Big news. Despite months of lobbying the EU has rejected the travel industry’s collective pleas to force consumers to accept vouchers, rather than cash refunds on cancelled flights and holidays. Here’s the official word from the EU;
On 13 May, the European Commission presented guidelines and recommendations to help Member States gradually lift travel restrictions, with all the necessary safety and precautionary means in place. Measures intended to enable citizens to travel again after months of confinement include, but are not limited to:
Safely restoring freedom of movement and lifting internal border controls
If a generalised lifting of restrictions is not justified by the health situation, the Commission proposes a phased and coordinated approach that starts by lifting restrictions between areas or Member States with sufficiently similar epidemiological situations. The approach must also be flexible, including the possibility to reintroduce certain measures if the epidemiological situation requires. Member States should act on the basis of the following criteria: epidemiological situation, ability to apply containment measures throughout the journey, and economic and social considerations.
Restoring transport services across the EU
The guidelines represent general principles for the safe and gradual restoration of passenger transportation by air, rail, road and waterways. They also contain practical recommendations on, for example, limiting contacts between passengers and transport workers, and the passengers themselves, and on the use of personal protective equipment while travelling.

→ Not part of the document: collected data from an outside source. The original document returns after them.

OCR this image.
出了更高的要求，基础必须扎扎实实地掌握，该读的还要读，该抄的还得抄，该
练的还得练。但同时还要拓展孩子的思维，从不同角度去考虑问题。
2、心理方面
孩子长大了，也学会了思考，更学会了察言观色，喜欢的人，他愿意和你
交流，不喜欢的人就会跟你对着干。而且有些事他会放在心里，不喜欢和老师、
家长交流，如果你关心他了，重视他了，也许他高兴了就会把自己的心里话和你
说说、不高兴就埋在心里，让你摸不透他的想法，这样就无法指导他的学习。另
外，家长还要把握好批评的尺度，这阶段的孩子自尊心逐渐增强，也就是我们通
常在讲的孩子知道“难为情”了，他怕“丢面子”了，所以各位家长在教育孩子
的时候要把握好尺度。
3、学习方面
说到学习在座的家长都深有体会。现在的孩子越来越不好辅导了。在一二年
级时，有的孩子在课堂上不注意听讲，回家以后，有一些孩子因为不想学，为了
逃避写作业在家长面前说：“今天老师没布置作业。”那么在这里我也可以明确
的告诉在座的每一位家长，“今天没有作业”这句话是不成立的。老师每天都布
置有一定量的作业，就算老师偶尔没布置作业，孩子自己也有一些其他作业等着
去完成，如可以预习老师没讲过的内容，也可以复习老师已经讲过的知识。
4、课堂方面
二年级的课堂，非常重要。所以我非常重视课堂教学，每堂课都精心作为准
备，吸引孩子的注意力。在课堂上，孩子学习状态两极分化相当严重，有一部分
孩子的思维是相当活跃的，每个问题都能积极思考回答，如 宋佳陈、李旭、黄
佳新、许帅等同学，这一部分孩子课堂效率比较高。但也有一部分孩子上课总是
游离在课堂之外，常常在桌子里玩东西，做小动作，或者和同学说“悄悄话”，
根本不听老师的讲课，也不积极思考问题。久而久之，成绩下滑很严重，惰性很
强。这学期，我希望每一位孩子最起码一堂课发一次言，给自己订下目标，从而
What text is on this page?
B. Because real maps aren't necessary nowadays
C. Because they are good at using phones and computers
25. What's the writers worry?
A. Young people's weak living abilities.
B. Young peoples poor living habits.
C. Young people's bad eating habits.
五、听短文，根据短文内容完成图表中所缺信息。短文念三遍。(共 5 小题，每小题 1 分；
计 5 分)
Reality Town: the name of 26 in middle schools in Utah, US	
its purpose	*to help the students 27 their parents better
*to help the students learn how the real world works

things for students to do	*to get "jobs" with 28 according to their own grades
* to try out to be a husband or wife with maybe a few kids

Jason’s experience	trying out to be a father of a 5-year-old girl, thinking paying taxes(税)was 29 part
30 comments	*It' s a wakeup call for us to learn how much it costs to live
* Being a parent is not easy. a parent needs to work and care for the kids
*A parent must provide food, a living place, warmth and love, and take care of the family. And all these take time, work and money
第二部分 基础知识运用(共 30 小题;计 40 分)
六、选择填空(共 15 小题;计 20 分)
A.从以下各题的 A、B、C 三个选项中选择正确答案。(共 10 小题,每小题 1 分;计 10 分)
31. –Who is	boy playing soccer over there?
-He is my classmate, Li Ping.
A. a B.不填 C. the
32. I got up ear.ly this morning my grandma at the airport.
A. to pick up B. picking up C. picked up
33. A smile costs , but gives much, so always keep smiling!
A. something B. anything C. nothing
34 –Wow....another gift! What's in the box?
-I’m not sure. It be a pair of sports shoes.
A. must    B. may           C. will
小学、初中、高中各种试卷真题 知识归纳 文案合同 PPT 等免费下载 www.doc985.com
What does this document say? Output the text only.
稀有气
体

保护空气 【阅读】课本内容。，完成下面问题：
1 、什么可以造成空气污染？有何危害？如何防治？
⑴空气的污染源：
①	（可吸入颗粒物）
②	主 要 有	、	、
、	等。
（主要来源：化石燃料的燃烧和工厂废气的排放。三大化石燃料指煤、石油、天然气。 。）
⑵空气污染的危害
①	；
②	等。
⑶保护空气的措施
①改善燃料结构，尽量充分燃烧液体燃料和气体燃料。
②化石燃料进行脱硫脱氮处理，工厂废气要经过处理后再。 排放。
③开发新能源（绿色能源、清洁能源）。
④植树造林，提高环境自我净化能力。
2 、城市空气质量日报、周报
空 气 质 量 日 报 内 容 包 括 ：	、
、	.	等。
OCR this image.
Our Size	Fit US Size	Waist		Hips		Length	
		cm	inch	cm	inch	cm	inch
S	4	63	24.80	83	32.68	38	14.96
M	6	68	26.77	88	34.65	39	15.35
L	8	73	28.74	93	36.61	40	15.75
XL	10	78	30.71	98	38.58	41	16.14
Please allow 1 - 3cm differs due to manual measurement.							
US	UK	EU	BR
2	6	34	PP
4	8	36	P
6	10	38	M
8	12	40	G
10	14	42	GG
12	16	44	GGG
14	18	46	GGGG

Dedicated recommendations are given for each mode of transport.
Safely resuming tourism services – You may be tracked at the swim-up bar
The Commission set out a common framework which provides criteria for a safe and gradual restoration of tourism activities and the development of health protocols for hotels and other forms of accommodation, to protect the health of both guests and employees. These criteria include epidemiological evidence; sufficient health system capacity being in place for local people and tourists; robust surveillance and monitoring, testing capacity and contact tracing.
Ensuring cross-border interoperability of tracing apps
On 13 May, the EU Member States, supported by the Commission, agreed on a protocol to ensure cross-border interoperability of voluntary contact tracing apps, so that citizens can be warned of a potential infection with coronavirus when they travel in the EU.
Cash or Vouchers? EU wants to make vouchers more attractive for customers
Under EU rules, travellers have the right to choose between vouchers or cash reimbursement for cancelled transport tickets (plane, train, bus/coach and ferries) or package travel. While reaffirming this right, the Commission recommendation aims to ensure that vouchers become a viable and more attractive alternative to reimbursement for cancelled trips in the context of the current pandemic, which has also put heavy financial strains on travel operators.
Factsheet: Travel and tourism in Europe: practical guidance for travellers and companies
WHICH? REACTION & COMMENT
“It’s positive that the EU has backed the legal right to a refund for cancelled flights and holidays, and is encouraging member states to guarantee that vouchers and credit notes are financially protected should a company fail.
“However, a lack of action or clear guidance from our own government means that UK travellers are still left at the mercy of operators and airlines playing fast and loose with the rules – and facing huge confusion over travel booked in the coming months.
“The government must urgently show it is getting a grip on this scandal and confirm how it will ensure that those who opt for a refund they’re legally entitled to get their money back, and that customers who accept refund credit notes have their money protected.”
If you want a refund on a family holiday then be prepared for a long fight. Tour operators and airlines will ewant to preserve any cash reserves they have this year for 2021, when travel may resume en masse. For insurers the EU’s written confirmation of the law on cash refunds gives them some wriggle room. Some may now be able to start bouncing some claims back to the tour operator or airline – unless those companies go bust.
Some insurers and MGAs may feel that the feelgood PR gained by settling some claims, where the airline has been especially obtuse, is well worth the kudos in the long run. 2021 will be a year where your track record under Corona will be held up as evidence in the court of social media. Just saying.